Enfermos que dirigieron los destinos del mundo
En un artículo anterior en el que os hablaba de un libro que leí hace ya bastante tiempo y que me impactó especialmente, titulado “Aquellos enfermos que nos gobernaron”, os avancé que el tema era muy extenso y no menos lo era la lista, casi interminable -y a veces, increíble-, de aquellos personajes que, ostentando los máximos poderes de sus países, mantuvieron en vilo a todo el planeta con decisiones, a todas luces, propias de paranoicos y, en el peor de los casos, de auténticos psicópatas.
Aquel libro se editó por primera vez en el mes de julio de 1977. Sus autores fueron, un periodista especializado en temas sobre medicina llamado Pierre Accoce, y un eminente doctor que respondía al nombre de Pierre Rentchnick, miembro honorario de la Academia de Ciencias de Nueva York, y profesor de la Facultad de Medicina de Ginebra.
De aquel libro –que fue un best seller en su momento- se han hecho nuevas reediciones a las que se han ido añadiendo personajes a aquellos que, en su día, justificaron la investigación clínica y periodística que motivó que el libro se pergeñara y viera la luz a finales de la década de los ’70, acompañado de un gran escándalo que convulsionó los parámetros de aquella época de Guerra Fría.
A tal efecto, los autores del libro en cuestión, analizaron minuciosamente las evidencias que encontraron en los distintos personajes que se detallan en la primera edición de su obra, incluyendo informes médicos y diversos testimonios de los casos estudiados. Analizaron la salud, tanto física como mental, de algunos gobernantes que fueron protagonistas durante la II Guerra Mundial -y la posterior Guerra Fría-, a fin de demostrar que decisiones cruciales tomadas por aquellos dirigentes no fueron lo más adecuadas que cabía esperar de ellos al haber sido tomadas en momentos de un claro desequilibrio, físico o mental.
Bien, dejemos el libro aparte y centrémonos en los personajes, en la época y en la situación creada por ellos mismos.

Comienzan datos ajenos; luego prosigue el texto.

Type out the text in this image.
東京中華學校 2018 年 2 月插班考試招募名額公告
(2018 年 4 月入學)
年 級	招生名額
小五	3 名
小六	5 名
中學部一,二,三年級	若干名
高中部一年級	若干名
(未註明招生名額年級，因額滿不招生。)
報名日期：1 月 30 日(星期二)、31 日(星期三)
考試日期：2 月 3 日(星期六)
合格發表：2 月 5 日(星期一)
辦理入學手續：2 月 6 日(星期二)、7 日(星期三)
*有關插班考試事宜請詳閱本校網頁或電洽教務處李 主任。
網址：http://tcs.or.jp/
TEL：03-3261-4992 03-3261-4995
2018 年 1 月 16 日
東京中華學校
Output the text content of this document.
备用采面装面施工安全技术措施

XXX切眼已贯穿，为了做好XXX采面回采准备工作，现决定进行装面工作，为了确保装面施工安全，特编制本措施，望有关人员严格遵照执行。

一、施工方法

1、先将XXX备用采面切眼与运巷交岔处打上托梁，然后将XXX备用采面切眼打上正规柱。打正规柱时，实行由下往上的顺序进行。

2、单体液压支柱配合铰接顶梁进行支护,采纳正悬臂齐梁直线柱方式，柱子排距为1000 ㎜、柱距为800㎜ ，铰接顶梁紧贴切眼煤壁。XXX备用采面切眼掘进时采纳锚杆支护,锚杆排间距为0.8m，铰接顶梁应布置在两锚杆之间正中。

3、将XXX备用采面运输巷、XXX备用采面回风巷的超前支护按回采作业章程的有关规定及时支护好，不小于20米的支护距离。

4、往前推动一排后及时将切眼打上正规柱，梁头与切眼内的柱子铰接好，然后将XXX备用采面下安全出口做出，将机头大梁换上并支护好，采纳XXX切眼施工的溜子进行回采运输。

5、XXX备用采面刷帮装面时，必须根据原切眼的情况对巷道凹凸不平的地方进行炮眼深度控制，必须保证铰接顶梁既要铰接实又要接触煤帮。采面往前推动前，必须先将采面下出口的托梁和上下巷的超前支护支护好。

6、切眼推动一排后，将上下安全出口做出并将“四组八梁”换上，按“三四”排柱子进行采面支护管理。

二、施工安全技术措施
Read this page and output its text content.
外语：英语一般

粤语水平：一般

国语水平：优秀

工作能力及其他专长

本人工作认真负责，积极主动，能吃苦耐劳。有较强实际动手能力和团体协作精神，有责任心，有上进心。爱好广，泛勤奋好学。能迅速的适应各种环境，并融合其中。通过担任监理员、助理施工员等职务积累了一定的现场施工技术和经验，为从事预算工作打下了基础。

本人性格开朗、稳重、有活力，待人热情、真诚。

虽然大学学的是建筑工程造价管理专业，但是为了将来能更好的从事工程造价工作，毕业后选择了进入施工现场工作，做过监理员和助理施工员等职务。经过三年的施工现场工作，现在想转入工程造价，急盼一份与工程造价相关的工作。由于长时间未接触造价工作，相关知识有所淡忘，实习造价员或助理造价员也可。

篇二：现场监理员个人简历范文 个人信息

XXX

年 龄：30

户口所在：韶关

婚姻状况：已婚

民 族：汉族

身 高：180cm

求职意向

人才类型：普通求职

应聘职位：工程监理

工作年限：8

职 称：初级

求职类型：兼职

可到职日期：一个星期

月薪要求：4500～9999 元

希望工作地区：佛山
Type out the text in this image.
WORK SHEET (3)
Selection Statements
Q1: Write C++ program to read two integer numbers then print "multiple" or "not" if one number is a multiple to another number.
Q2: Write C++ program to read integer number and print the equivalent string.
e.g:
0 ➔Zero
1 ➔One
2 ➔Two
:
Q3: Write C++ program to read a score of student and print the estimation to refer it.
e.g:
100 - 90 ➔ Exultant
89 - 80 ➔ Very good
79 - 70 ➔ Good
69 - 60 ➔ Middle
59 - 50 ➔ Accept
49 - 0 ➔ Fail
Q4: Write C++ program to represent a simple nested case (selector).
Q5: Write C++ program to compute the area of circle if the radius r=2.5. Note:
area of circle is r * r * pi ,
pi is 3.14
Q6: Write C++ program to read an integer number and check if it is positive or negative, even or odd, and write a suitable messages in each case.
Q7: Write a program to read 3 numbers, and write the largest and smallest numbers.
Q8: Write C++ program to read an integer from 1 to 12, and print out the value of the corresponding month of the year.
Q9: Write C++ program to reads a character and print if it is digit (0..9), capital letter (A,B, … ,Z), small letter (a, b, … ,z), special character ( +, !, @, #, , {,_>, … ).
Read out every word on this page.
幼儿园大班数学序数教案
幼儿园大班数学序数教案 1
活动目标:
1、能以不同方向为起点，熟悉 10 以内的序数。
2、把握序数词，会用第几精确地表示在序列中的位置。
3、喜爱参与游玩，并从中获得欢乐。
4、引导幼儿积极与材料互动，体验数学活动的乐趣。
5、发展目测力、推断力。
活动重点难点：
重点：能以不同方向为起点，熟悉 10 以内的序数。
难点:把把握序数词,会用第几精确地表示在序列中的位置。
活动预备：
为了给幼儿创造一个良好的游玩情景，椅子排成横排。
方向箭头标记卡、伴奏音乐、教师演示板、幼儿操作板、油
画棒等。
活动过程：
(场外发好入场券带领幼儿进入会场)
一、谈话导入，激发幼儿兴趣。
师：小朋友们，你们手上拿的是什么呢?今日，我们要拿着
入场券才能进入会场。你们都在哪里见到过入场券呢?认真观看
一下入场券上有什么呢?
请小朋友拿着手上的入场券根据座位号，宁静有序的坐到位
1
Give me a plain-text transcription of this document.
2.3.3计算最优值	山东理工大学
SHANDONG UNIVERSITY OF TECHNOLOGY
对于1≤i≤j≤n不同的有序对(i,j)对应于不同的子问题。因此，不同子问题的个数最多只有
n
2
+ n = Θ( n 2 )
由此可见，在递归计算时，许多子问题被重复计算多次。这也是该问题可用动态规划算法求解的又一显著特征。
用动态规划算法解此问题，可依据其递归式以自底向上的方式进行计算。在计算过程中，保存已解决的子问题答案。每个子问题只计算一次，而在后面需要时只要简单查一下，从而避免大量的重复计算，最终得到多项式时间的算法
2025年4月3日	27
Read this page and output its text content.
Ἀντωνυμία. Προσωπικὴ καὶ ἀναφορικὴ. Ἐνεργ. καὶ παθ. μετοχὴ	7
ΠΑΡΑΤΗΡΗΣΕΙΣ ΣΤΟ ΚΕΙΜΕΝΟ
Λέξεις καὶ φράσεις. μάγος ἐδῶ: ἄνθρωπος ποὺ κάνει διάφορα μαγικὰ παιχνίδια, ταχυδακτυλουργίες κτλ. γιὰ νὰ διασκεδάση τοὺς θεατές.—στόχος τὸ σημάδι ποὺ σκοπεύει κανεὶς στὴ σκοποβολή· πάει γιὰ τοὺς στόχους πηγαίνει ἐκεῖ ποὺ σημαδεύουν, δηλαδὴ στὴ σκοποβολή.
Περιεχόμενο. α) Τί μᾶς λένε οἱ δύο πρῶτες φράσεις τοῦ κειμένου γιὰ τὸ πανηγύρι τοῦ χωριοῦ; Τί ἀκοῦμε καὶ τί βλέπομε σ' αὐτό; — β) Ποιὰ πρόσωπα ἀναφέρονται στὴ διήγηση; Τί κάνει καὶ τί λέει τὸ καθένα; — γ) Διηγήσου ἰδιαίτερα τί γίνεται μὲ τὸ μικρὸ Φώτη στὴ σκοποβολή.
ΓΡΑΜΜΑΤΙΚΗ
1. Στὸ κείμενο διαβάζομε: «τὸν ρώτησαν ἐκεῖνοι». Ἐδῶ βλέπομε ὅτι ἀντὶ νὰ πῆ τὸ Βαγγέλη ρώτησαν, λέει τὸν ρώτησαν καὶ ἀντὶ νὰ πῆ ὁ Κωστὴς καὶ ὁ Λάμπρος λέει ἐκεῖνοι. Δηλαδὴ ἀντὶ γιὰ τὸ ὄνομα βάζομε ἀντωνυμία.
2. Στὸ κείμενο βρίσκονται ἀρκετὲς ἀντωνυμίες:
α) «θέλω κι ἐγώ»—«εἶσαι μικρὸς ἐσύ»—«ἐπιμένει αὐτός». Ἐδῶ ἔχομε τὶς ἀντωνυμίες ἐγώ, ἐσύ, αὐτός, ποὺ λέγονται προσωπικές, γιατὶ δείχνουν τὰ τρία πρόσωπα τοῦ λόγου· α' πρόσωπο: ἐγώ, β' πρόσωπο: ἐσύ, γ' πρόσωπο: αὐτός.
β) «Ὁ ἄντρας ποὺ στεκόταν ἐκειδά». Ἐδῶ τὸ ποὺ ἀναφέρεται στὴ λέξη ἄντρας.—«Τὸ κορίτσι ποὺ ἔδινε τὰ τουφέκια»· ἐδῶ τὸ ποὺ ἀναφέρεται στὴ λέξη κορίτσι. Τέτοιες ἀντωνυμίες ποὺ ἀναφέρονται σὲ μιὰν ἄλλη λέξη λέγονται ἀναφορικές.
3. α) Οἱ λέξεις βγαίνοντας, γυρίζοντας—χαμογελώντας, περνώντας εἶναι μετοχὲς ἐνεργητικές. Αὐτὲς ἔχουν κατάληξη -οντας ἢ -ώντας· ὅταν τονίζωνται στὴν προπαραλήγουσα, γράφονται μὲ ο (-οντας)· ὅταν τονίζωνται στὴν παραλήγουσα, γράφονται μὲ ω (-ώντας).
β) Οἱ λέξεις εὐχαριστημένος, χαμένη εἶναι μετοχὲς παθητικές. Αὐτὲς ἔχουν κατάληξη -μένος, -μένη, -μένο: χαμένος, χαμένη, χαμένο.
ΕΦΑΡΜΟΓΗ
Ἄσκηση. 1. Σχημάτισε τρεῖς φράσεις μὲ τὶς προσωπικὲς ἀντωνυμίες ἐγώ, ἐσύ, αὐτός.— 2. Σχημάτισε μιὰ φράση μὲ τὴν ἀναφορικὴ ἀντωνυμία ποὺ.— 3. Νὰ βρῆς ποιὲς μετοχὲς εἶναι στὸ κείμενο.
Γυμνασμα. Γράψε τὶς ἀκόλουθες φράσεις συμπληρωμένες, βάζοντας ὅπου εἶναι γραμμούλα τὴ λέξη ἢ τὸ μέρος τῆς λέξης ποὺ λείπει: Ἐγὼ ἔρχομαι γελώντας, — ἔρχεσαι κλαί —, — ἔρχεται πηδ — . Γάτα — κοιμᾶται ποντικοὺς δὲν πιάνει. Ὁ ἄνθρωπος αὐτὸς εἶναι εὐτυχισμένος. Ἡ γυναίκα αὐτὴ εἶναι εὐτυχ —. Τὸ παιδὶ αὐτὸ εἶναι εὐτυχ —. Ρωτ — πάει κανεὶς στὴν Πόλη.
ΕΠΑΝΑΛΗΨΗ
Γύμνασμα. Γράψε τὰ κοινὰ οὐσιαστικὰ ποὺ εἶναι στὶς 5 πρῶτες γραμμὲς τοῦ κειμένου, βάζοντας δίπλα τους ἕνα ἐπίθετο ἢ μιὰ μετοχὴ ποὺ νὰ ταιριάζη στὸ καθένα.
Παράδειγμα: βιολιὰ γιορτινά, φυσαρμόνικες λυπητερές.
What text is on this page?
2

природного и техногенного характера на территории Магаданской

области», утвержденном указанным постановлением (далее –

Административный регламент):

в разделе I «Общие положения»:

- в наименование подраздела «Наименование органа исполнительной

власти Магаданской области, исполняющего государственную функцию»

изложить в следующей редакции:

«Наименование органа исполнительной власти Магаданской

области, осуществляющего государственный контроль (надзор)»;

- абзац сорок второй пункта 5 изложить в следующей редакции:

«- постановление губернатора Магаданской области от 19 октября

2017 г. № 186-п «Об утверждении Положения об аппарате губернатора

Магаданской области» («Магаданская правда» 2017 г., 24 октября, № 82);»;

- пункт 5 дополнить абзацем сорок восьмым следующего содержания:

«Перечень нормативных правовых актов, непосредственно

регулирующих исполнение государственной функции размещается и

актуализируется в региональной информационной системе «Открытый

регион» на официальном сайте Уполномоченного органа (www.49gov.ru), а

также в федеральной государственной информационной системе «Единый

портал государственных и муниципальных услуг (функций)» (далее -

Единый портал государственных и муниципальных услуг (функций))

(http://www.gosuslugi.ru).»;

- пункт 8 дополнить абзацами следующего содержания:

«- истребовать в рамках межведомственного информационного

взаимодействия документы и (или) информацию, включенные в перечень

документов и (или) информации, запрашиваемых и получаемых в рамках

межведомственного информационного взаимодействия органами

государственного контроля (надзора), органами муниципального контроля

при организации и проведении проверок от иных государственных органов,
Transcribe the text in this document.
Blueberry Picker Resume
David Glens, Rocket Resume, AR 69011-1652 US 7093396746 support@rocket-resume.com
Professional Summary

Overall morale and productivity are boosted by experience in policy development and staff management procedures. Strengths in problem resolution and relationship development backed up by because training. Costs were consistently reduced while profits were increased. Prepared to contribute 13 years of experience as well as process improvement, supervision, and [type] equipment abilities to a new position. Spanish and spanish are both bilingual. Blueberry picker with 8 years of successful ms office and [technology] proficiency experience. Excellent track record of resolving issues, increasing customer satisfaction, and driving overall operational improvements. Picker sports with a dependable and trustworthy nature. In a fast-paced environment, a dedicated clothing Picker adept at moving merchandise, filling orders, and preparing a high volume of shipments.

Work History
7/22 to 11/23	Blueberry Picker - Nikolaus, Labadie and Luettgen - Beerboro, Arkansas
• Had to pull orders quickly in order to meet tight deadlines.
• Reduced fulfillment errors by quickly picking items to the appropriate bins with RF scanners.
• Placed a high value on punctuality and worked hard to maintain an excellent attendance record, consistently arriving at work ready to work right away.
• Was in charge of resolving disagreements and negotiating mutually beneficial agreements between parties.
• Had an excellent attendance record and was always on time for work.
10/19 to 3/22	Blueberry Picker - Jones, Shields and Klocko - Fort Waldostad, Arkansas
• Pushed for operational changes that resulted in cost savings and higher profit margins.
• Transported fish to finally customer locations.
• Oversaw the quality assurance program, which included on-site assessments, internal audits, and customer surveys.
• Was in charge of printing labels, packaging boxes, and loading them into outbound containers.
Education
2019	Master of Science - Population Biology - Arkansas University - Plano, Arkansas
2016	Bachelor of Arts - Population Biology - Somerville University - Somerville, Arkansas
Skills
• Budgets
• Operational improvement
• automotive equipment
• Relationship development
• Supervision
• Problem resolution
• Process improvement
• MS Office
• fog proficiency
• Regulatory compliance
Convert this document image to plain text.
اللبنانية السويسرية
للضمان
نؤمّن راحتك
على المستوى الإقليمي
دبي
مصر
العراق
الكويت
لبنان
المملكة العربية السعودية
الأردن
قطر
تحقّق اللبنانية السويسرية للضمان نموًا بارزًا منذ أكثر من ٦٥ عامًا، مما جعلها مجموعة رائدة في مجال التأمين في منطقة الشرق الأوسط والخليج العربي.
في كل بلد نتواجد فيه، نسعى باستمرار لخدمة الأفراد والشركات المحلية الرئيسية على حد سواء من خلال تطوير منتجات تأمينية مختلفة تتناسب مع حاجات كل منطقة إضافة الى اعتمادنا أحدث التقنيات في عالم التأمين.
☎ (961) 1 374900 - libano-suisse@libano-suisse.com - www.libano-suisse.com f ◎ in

De todos es sabido que los delirios megalomaníacos de un paranoico llamado Adolf Hitler, llevaron a Europa a una de las más oscuras, sangrientas y violentas páginas de su Historia. Junto a él, la Italia fascista de Benito Mussolini, y el Japón imperialista de Hiro Hito, formaron lo que se vino a conocer como potencias del Eje las cuales, tras querer imponer por la fuerza de las armas, su hegemonía mundial, arrastraron a innumerables países a un enfrentamiento generalizado que segó la vida de más 70 millones de seres humanos, destruyo cientos de ciudades, provocó el desplazamiento de millones de personas y dejó hambre y miseria de la que se tardaron decenas de años en recuperarse del todo.
Entre los países que lideraron la alianza contra el III Reich, la Gran Bretaña de Winston Churchill, los EE.UU. de Franklin Delano Roosevelt, la U.R.S.S. de Yosef Stalin, y, en menor medida –dada su división-, la Francia de Charles de Gaulle, fueron los que sobrellevaron el peso de la contienda y, por ende, quienes se arrogaron el derecho de los vencedores tal y como se vio en las conclusiones de la conferencia de paz de Yalta. Pero no es de la guerra ni de las consecuencias de la misma de lo que quiero hablaros hoy sino del estado de salud de quienes fueron primeras figuras de esa contienda mundial.
Antes que nada quiero advertir y aclarar que ni soy médico ni tengo la preparación adecuada para que mis opiniones puedan ser tomadas como diagnósticos clínicos pues eso no está presente en mi ánimo en el momento de escribir esta nota, para ello ya están los profesionales de la medicina que, sin ningún género de dudas, tendrán su opinión formada y que, si lo consideran oportuno, la podrán comentar o exponer en el espacio abierto para ese menester al final de este escrito. Por mi parte solamente decir que lo aquí expuesto es simple y llanamente mi opinión personal y que, equivocada o no, es la que se ha formado en mi conciencia y por lo tanto la que expongo y comparto con todos vosotros.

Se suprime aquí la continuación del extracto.